Factor Graphs for Robot Perception

preview-18
  • Factor Graphs for Robot Perception Book Detail

  • Author : Frank Dellaert
  • Release Date : 2017
  • Publisher :
  • Genre : Electronic books
  • Pages : 139
  • ISBN 13 : 9781680833270
  • File Size : 36,36 MB

Factor Graphs for Robot Perception by Frank Dellaert PDF Summary

Book Description: We review the use of factor graphs for the modeling and solving of large-scale inference problems in robotics. Factor graphs are a family of probabilistic graphical models, other examples of which are Bayesian networks and Markov random fields, well known from the statistical modeling and machine learning literature. They provide a powerful abstraction that gives insight into particular inference problems, making it easier to think about and design solutions, and write modular software to perform the actual inference. We illustrate their use in the simultaneous localization and mapping problem and other important problems associated with deploying robots in the real world. We introduce factor graphs as an economical representation within which to formulate the different inference problems, setting the stage for the subsequent sections on practical methods to solve them. We explain the nonlinear optimization techniques for solving arbitrary nonlinear factor graphs, which requires repeatedly solving large sparse linear systems. The sparse structure of the factor graph is the key to understanding this more general algorithm, and hence also understanding (and improving) sparse factorization methods. We provide insight into the graphs underlying robotics inference, and how their sparsity is affected by the implementation choices we make, crucial for achieving highly performant algorithms. As many inference problems in robotics are incremental, we also discuss the iSAM class of algorithms that can reuse previous computations, re-interpreting incremental matrix factorization methods as operations on graphical models, introducing the Bayes tree in the process. Because in most practical situations we will have to deal with 3D rotations and other nonlinear manifolds, we also introduce the more sophisticated machinery to perform optimization on nonlinear manifolds. Finally, we provide an overview of applications of factor graphs for robot perception, showing the broad impact factor graphs had in robot perception.

Disclaimer: www.yourbookbest.com does not own Factor Graphs for Robot Perception books pdf, neither created or scanned. We just provide the link that is already available on the internet, public domain and in Google Drive. If any way it violates the law or has any issues, then kindly mail us via contact us page to request the removal of the link.

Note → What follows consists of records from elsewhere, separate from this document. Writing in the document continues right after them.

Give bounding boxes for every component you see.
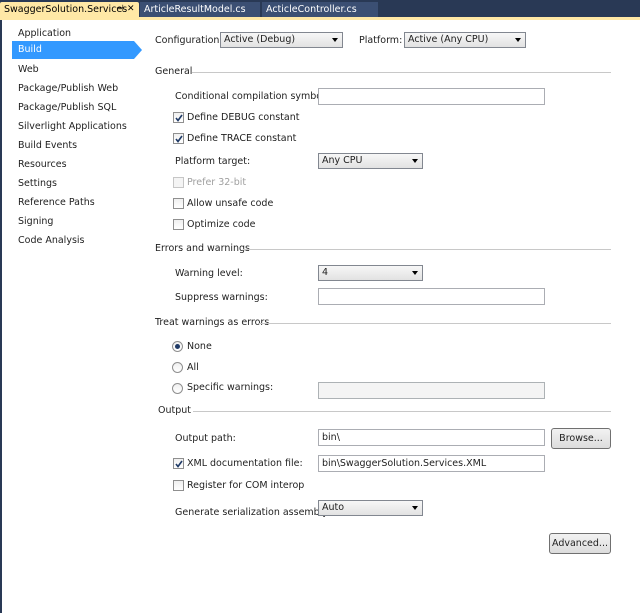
browse-button[interactable]: Browse...	[551, 428, 611, 449]
tab-article-result-model[interactable]: ArticleResultModel.cs	[140, 2, 260, 17]
sidebar-item-signing[interactable]: Signing	[12, 213, 144, 231]
tab-acticle-controller[interactable]: ActicleController.cs	[262, 2, 378, 17]
sidebar-item-build-events[interactable]: Build Events	[12, 137, 144, 155]
sidebar-item-label: Resources	[18, 159, 67, 170]
sidebar-item-label: Signing	[18, 216, 54, 227]
section-divider	[259, 323, 611, 324]
checkmark-icon	[175, 135, 183, 143]
sidebar-item-web[interactable]: Web	[12, 61, 144, 79]
treat-all-radio[interactable]	[172, 362, 183, 373]
output-path-input[interactable]: bin\	[318, 429, 545, 446]
platform-value: Active (Any CPU)	[408, 34, 489, 45]
serialization-assembly-label: Generate serialization assembly:	[175, 507, 331, 518]
platform-label: Platform:	[359, 35, 403, 46]
treat-specific-radio[interactable]	[172, 383, 183, 394]
warning-level-value: 4	[322, 267, 329, 278]
sidebar-item-settings[interactable]: Settings	[12, 175, 144, 193]
xml-documentation-label: XML documentation file:	[187, 458, 303, 469]
checkmark-icon	[175, 114, 183, 122]
sidebar-item-package-publish-sql[interactable]: Package/Publish SQL	[12, 99, 144, 117]
sidebar-item-label: Settings	[18, 178, 57, 189]
register-com-interop-label: Register for COM interop	[187, 480, 305, 491]
prefer-32-bit-checkbox[interactable]	[173, 177, 184, 188]
sidebar-item-label: Application	[18, 28, 72, 39]
xml-documentation-checkbox[interactable]	[173, 458, 184, 469]
suppress-warnings-input[interactable]	[318, 288, 545, 305]
configuration-dropdown[interactable]: Active (Debug)	[220, 32, 343, 48]
prefer-32-bit-label: Prefer 32-bit	[187, 177, 247, 188]
sidebar-item-code-analysis[interactable]: Code Analysis	[12, 232, 144, 250]
sidebar-item-label: Build Events	[18, 140, 78, 151]
sidebar-item-reference-paths[interactable]: Reference Paths	[12, 194, 144, 212]
document-tab-bar: SwaggerSolution.Services ⊣ ✕ ArticleResu…	[0, 0, 640, 17]
optimize-code-checkbox[interactable]	[173, 219, 184, 230]
treat-none-radio[interactable]	[172, 341, 183, 352]
treat-specific-label: Specific warnings:	[187, 382, 274, 393]
define-debug-checkbox[interactable]	[173, 112, 184, 123]
treat-all-label: All	[187, 362, 199, 373]
sidebar-item-label: Code Analysis	[18, 235, 85, 246]
pin-icon[interactable]: ⊣	[116, 2, 124, 17]
sidebar-item-label: Package/Publish SQL	[18, 102, 117, 113]
configuration-label: Configuration:	[155, 35, 223, 46]
chevron-down-icon	[332, 38, 338, 42]
section-title-output: Output	[158, 405, 191, 416]
treat-none-label: None	[187, 341, 212, 352]
specific-warnings-input[interactable]	[318, 382, 545, 399]
platform-target-value: Any CPU	[322, 155, 363, 166]
sidebar-item-label: Build	[18, 44, 42, 55]
sidebar-item-package-publish-web[interactable]: Package/Publish Web	[12, 80, 144, 98]
sidebar: Application Build Web Package/Publish We…	[2, 20, 142, 613]
warning-level-label: Warning level:	[175, 268, 243, 279]
close-icon[interactable]: ✕	[127, 2, 135, 17]
conditional-symbols-input[interactable]	[318, 88, 545, 105]
section-divider	[243, 249, 611, 250]
serialization-assembly-dropdown[interactable]: Auto	[318, 500, 423, 516]
allow-unsafe-code-checkbox[interactable]	[173, 198, 184, 209]
checkmark-icon	[175, 460, 183, 468]
section-divider	[192, 72, 611, 73]
sidebar-item-resources[interactable]: Resources	[12, 156, 144, 174]
output-path-label: Output path:	[175, 433, 236, 444]
sidebar-item-build[interactable]: Build	[12, 41, 142, 59]
serialization-assembly-value: Auto	[322, 502, 345, 513]
section-title-treat-warnings: Treat warnings as errors	[155, 317, 270, 328]
configuration-value: Active (Debug)	[224, 34, 296, 45]
platform-target-dropdown[interactable]: Any CPU	[318, 153, 423, 169]
section-title-errors-warnings: Errors and warnings	[155, 243, 251, 254]
tab-project-properties[interactable]: SwaggerSolution.Services ⊣ ✕	[0, 2, 139, 17]
chevron-down-icon	[412, 159, 418, 163]
register-com-interop-checkbox[interactable]	[173, 480, 184, 491]
optimize-code-label: Optimize code	[187, 219, 256, 230]
section-divider	[193, 411, 611, 412]
conditional-symbols-label: Conditional compilation symbols:	[175, 91, 333, 102]
tab-label: ArticleResultModel.cs	[144, 4, 246, 15]
define-debug-label: Define DEBUG constant	[187, 112, 300, 123]
define-trace-checkbox[interactable]	[173, 133, 184, 144]
platform-target-label: Platform target:	[175, 156, 251, 167]
section-title-general: General	[155, 66, 193, 77]
tab-label: ActicleController.cs	[266, 4, 357, 15]
sidebar-item-label: Package/Publish Web	[18, 83, 119, 94]
sidebar-item-application[interactable]: Application	[12, 25, 144, 43]
chevron-down-icon	[515, 38, 521, 42]
allow-unsafe-code-label: Allow unsafe code	[187, 198, 274, 209]
define-trace-label: Define TRACE constant	[187, 133, 297, 144]
sidebar-item-label: Web	[18, 64, 39, 75]
chevron-down-icon	[412, 506, 418, 510]
sidebar-item-label: Reference Paths	[18, 197, 95, 208]
advanced-button[interactable]: Advanced...	[549, 533, 611, 554]
suppress-warnings-label: Suppress warnings:	[175, 292, 268, 303]
sidebar-item-silverlight-applications[interactable]: Silverlight Applications	[12, 118, 144, 136]
chevron-down-icon	[412, 271, 418, 275]
xml-documentation-input[interactable]: bin\SwaggerSolution.Services.XML	[318, 455, 545, 472]
warning-level-dropdown[interactable]: 4	[318, 265, 423, 281]
platform-dropdown[interactable]: Active (Any CPU)	[404, 32, 526, 48]
sidebar-item-label: Silverlight Applications	[18, 121, 127, 132]
tab-label: SwaggerSolution.Services	[4, 4, 128, 15]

Factor Graphs for Robot Perception

Factor Graphs for Robot Perception

File Size : 82,82 MB
Total View : 6214 Views
DOWNLOAD

We review the use of factor graphs for the modeling and solving of large-scale inference problems in robotics. Factor graphs are a family of probabilistic graph

Factor Graphs for Robot Perception

Factor Graphs for Robot Perception

File Size : 18,18 MB
Total View : 6662 Views
DOWNLOAD

Reviews the use of factor graphs for the modeling and solving of large-scale inference problems in robotics. Factor graphs are introduced as an economical repre

Probabilistic Robotics

Probabilistic Robotics

File Size : 73,73 MB
Total View : 9749 Views
DOWNLOAD

An introduction to the techniques and algorithms of the newest field in robotics. Probabilistic robotics is a new and growing area in robotics, concerned with p

State Estimation for Robotics

State Estimation for Robotics

File Size : 98,98 MB
Total View : 9697 Views
DOWNLOAD

A modern look at state estimation, targeted at students and practitioners of robotics, with emphasis on three-dimensional applications.